MS-SQL = ['NT Service\SQLSERVERAGENT', 'NT Service\MSSQLSERVER']
[UserRightsAssignment.SeInteractiveLogonRight.Common]
Control = ['Administrators', 'Backup Operators']
[UserRightsAssignment.SeRemoteInteractiveLogonRight.DomainController]
Control = ['Administrator'] #Optional 'Remote Desktop Users'
[UserRightsAssignment.SeRemoteInteractiveLogonRight.MemberServer]
Control = ['Administrator', 'Remote Desktop Users']
[UserRightsAssignment.SeRemoteInteractiveLogonRight.MemberServer.Roles]
RDS-RDSCB = [
'NT AUTHORITY\Authenticated Users',
] #Both Remote-Desktop-Services & RDS-Connection-Broker roles present on MS
Pre-requisite
The collection uses the Windows plugin of the Baz system. This plugin is used to query data from both Active Directory and individual servers. Please see the plugin configuration section for details on configuring the plugin.
Execution
By default, the collection runs all applicable tests for each server type (DC & MS) for the root and all trusted child domains.

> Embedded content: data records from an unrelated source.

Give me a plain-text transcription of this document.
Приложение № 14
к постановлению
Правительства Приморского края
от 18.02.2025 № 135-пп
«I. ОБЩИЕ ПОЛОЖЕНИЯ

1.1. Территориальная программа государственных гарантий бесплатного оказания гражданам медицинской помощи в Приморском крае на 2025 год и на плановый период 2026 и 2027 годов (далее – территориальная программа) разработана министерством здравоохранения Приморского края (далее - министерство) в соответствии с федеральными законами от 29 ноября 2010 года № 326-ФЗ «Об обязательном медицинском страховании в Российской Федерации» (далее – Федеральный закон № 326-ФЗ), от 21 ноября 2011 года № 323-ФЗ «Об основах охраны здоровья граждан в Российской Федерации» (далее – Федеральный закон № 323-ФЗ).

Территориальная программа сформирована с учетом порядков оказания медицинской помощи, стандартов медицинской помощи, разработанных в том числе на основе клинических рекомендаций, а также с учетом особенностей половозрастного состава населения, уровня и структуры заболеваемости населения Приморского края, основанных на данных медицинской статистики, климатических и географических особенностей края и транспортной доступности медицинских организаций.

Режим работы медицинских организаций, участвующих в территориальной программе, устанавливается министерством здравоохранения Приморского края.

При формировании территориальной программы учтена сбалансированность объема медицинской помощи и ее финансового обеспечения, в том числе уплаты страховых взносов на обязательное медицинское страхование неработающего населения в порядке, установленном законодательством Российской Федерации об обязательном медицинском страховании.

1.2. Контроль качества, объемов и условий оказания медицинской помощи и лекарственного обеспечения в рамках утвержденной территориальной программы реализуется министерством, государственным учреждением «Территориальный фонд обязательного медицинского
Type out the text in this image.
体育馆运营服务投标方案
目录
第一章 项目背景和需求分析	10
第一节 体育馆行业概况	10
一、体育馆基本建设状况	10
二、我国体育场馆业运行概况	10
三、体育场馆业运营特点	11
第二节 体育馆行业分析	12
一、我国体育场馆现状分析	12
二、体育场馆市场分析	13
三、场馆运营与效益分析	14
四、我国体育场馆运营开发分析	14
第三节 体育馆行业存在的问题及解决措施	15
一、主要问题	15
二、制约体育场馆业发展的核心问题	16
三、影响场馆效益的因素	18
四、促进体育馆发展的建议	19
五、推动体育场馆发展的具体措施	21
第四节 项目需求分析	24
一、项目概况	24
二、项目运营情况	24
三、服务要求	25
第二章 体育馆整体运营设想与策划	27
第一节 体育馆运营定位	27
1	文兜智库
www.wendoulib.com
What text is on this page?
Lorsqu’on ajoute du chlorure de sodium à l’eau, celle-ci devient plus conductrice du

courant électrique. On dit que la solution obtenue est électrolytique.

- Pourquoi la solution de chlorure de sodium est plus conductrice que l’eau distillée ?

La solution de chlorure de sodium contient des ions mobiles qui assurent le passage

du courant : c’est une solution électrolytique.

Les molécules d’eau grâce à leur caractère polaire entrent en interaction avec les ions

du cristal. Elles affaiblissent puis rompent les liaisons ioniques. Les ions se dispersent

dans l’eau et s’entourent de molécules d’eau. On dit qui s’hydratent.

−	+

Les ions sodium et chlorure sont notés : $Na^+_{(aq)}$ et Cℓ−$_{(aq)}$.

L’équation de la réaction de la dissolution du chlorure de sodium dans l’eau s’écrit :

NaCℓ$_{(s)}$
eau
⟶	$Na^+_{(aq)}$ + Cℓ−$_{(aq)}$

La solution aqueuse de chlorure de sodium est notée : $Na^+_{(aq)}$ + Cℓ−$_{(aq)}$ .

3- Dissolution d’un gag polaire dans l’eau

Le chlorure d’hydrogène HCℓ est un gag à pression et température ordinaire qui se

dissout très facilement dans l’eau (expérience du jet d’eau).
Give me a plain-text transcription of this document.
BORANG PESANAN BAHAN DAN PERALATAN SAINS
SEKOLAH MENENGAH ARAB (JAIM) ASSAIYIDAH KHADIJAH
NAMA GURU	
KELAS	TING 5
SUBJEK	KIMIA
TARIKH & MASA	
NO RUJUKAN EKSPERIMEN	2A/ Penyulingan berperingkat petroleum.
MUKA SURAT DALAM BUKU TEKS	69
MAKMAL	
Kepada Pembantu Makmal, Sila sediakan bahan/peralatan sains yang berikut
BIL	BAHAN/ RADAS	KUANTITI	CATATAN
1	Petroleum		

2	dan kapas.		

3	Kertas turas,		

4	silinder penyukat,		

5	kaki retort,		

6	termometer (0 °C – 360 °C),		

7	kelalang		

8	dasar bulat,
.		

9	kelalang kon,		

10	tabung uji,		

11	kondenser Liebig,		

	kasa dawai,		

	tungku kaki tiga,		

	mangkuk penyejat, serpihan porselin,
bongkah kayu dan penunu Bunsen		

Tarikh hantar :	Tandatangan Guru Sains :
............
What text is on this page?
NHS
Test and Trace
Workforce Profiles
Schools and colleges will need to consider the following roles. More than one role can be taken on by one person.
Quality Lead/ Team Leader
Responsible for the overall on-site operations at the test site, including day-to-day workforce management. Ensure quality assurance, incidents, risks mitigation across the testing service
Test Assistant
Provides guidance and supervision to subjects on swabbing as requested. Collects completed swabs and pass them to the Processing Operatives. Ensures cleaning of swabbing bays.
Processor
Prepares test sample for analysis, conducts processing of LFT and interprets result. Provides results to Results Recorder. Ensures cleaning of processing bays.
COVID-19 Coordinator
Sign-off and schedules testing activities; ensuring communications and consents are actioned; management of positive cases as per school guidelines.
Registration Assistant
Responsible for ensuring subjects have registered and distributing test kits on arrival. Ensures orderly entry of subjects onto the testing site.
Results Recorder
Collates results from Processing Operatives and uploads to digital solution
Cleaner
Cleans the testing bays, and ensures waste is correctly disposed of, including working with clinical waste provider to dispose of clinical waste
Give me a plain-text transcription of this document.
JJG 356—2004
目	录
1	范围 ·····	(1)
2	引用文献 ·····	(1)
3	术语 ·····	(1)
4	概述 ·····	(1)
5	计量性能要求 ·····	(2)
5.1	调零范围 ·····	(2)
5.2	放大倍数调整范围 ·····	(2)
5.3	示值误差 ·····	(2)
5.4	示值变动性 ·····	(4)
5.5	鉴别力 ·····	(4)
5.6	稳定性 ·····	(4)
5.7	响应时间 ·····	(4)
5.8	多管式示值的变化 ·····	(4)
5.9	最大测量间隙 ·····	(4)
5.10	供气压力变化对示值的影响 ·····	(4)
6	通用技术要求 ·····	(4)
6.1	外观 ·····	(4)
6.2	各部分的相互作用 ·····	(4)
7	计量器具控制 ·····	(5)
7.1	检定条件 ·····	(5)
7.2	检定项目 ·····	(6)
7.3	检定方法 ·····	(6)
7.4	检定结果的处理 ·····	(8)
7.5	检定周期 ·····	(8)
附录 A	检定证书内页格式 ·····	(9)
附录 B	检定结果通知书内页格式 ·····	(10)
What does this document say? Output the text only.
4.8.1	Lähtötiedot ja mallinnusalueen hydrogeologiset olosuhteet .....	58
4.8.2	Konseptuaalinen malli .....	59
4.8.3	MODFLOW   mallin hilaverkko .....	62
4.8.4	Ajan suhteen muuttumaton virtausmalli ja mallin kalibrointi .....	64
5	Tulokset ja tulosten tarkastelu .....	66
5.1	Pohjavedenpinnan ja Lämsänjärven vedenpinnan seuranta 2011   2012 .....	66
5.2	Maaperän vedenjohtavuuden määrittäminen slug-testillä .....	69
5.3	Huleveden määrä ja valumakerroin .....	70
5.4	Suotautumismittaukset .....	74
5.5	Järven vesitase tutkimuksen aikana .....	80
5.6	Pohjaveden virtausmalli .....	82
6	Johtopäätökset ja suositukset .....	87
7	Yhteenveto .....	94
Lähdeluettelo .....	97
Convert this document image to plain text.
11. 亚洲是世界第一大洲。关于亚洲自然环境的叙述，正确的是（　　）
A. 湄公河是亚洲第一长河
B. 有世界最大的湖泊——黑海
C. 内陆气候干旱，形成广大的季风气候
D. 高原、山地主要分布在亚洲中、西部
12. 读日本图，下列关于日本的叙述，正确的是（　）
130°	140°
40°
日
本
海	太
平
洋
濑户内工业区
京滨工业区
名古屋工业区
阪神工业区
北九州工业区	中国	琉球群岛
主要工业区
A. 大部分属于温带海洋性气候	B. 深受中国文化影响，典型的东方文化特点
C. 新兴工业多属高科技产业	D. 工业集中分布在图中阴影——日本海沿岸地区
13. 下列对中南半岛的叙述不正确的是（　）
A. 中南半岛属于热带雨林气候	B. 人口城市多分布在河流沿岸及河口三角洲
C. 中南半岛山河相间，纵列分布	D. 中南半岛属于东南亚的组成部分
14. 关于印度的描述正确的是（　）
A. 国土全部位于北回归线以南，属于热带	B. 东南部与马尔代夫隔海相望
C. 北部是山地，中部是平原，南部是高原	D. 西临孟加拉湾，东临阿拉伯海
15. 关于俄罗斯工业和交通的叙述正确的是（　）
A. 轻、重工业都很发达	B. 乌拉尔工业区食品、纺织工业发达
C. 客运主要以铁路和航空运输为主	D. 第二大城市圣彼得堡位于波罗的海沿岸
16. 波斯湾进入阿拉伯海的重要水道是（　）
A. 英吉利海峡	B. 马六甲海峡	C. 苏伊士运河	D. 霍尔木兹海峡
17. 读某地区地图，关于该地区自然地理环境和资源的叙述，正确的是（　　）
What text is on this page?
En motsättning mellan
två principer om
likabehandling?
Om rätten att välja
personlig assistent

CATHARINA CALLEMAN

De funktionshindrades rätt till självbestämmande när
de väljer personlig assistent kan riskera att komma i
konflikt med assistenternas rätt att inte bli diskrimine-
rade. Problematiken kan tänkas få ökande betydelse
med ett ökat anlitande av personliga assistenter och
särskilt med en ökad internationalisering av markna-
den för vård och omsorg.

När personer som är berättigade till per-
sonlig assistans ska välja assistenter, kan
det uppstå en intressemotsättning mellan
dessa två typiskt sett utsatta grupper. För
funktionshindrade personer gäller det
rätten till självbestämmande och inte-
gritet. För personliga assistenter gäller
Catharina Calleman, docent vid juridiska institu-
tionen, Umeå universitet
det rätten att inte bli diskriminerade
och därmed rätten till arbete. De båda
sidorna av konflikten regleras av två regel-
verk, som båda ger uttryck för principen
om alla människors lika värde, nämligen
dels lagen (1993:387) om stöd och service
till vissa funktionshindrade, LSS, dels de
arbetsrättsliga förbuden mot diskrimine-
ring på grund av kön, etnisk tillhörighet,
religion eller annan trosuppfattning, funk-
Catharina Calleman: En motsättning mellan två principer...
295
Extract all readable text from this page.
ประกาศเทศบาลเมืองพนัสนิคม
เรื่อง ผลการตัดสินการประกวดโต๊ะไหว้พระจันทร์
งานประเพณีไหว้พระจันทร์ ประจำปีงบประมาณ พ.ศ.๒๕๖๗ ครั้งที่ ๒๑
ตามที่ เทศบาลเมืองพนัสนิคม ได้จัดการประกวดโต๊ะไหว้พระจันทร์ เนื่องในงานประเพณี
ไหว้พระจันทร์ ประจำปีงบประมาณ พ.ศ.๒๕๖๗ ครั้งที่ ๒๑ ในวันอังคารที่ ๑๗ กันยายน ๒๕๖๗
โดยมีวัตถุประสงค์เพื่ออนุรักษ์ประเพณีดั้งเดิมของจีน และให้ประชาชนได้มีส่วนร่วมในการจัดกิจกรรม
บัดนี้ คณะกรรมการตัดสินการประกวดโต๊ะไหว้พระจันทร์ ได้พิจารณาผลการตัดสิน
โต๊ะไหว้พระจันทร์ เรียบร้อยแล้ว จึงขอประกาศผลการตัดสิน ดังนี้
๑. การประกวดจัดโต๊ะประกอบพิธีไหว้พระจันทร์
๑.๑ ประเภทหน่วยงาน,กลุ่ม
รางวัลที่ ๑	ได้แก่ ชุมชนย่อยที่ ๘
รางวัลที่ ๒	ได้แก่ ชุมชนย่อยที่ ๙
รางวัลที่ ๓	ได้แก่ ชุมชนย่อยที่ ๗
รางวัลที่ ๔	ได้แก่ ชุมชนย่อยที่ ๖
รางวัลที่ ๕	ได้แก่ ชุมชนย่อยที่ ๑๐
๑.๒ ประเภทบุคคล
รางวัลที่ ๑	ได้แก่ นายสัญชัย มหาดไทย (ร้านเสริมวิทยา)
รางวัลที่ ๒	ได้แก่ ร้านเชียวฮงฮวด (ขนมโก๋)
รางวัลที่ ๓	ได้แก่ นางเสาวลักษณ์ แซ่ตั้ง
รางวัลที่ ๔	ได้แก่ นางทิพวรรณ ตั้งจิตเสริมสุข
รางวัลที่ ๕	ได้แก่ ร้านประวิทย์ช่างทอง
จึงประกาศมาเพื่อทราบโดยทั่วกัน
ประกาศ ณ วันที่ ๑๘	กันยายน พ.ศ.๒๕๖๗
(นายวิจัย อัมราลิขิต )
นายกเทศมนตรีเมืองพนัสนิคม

✅ Make sure the actor configuration file is configured with your environmental values. For a reference configuration, please see the Windows plugin documentation.
✅ Optional step - Set the test filters if there is a need to control the test execution on one or more servers.
✅ Start the test on the CLI -
Format - /opt/bazc/bazcli/bin/bazcli test --actors <actor_conf_file> --name=<test_run_name> --output=<result_report_name> test_directory
/opt/bazc/bazcli/bin/bazcli test --actors baz-test-collection/active_directory/config/win.toml --name="CIS Windows Server 2022" --output=report.csv baz-test-collection/active_directory/
Result
The result of each test is detailed in the CSV report file - report.csv in the above example.
Fields
run_id - A unique identifier for a test case.
report_name - The name of the report specified by you on the CLI.
run_name - The type of server being tested - DomainController or MemberServer along with server DNS name.
test_name - The name of the test case. The test case name combines the keyword test and the setting supported by the test case.
time - The date & time when the test case was executed.
pass - The test case result - with true for successful verification & false for failures and skip for skipped test cases.
error_message - The detailed message for failed test cases.
description - The description of the setting being verified.
severity - The severity of the test case based on CIS's recommendation.
group - The test case group for the test.
domain - The domain for which this test case was executed.
target - The DNS name of the target server on which this test case was executed.